With trepidation, I began my quest for Death Valley. Relaxed and concentrating on my spin, I let gravity rule. At times I would feather my breaks to control my increasing rate. The chase van and I were traveling in unity at fifty miles per hour though the blackness. With Zen-like concentration I survived the plunge. Curt's shirt was drenched with perspiration from this intense experience of driving the van feet from my rear wheel. We stopped at Stove Pipe Wells, the bottom of the Pass to regroup and remove some of my excess gear. We departed quietly for the Furnace Creek Time Station 25 miles ahead. My head darting right and left to illuminate the creosol bushes in a vain attempt to assess the wind direction. I could not tolerate anymore assault from the wind gods.
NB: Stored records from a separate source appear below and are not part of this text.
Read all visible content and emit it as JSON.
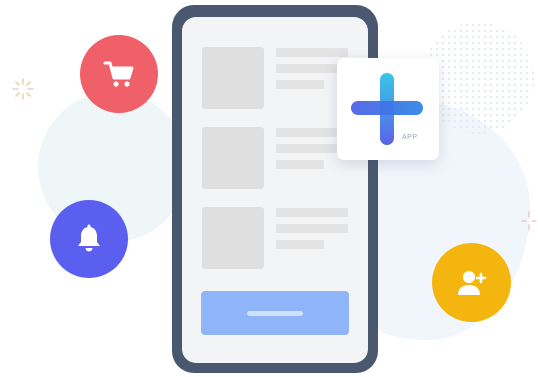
{
  "app_tile": {
    "label": "APP",
    "icon": "plus-icon"
  },
  "icons": {
    "cart": "shopping-cart-icon",
    "bell": "bell-icon",
    "user": "add-user-icon"
  },
  "colors": {
    "phone_frame": "#49586e",
    "screen": "#f3f4f6",
    "cart_circle": "#f06068",
    "bell_circle": "#5a5ff0",
    "user_circle": "#f4b50e",
    "cta_button": "#8fb5f8",
    "placeholder": "#dfdfdf"
  },
  "list_placeholders": [
    {
      "lines": 3
    },
    {
      "lines": 3
    },
    {
      "lines": 3
    }
  ]
}
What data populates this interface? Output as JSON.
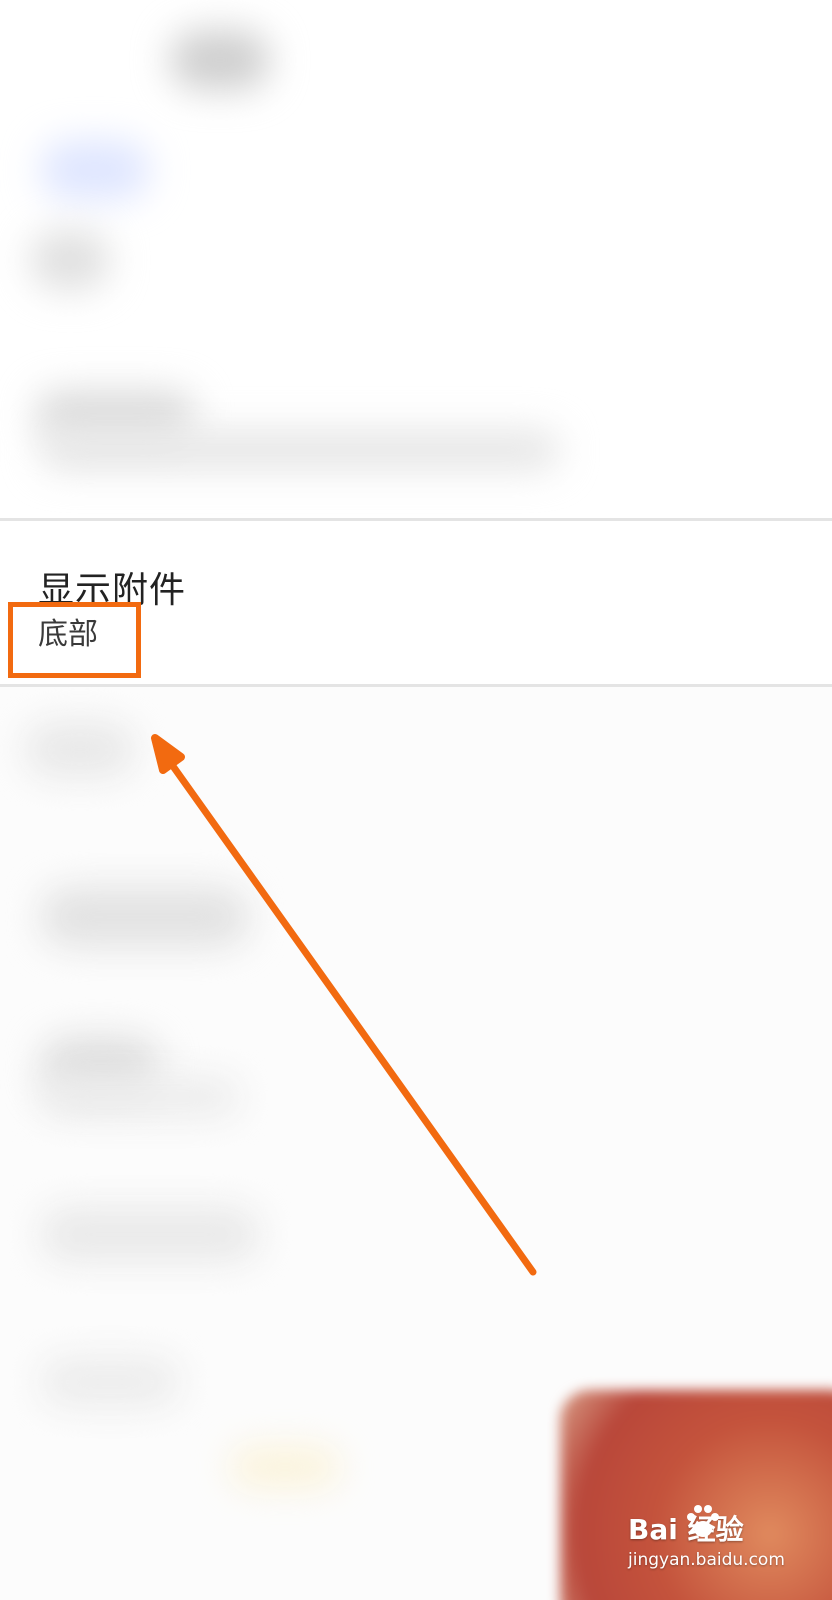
{
  "setting": {
    "title": "显示附件",
    "value": "底部"
  },
  "colors": {
    "accent": "#f26a10",
    "divider": "#e4e4e4",
    "title_text": "#222222",
    "value_text": "#3a3a3a"
  },
  "watermark": {
    "brand": "Bai  经验",
    "url": "jingyan.baidu.com",
    "icon": "paw-icon"
  },
  "annotations": {
    "highlight_target": "setting-value",
    "arrow_icon": "arrow-up-left-icon"
  }
}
Fighting my body's need for sleep, I pressed on in a gloomy haze towards Furnace Creek.
I arrived at the Furnace Creek Time Station (mile-251) at about 3 AM. Many other riders used this site as a place to get some REM. I had not slept in nearly 44 hours and my crew knew they needed to "put me down". Unfortunately, the van was parked under the gas station's lights. Combined with vague laughter and talking I grew impatient waiting for my dreams. I sat up in frustration, slide the van's door open and called out to the crew that "we are going"! They seemed confused but answered my command. Debate about staying in the local hotel for a couple of hours to sleep was quickly dropped, as I simply said, "NO"!
My goal was to be out of the Valley before dawn weighted on me beyond rationality. I progressed not realizing my depletion. Happy to be kissed on my back by a tailwind, I rode along the shallow rollers illuminated by the heavens. My battle with fatigue was lost as my sleep deprivation took control. I needed sleep and the Badwater turn out became my goal. My crew's dictating that we ALL had to stop and sleep defeated my success of reaching Badwater awake. It was declared that we were stopping until dawn (approximately 2 hours away). I was devastated! Rationally, I knew that we desperately needed sleep, but my plans were destroyed. I was angry, but I had no energy to debate this decision; in fact, it was the only decision.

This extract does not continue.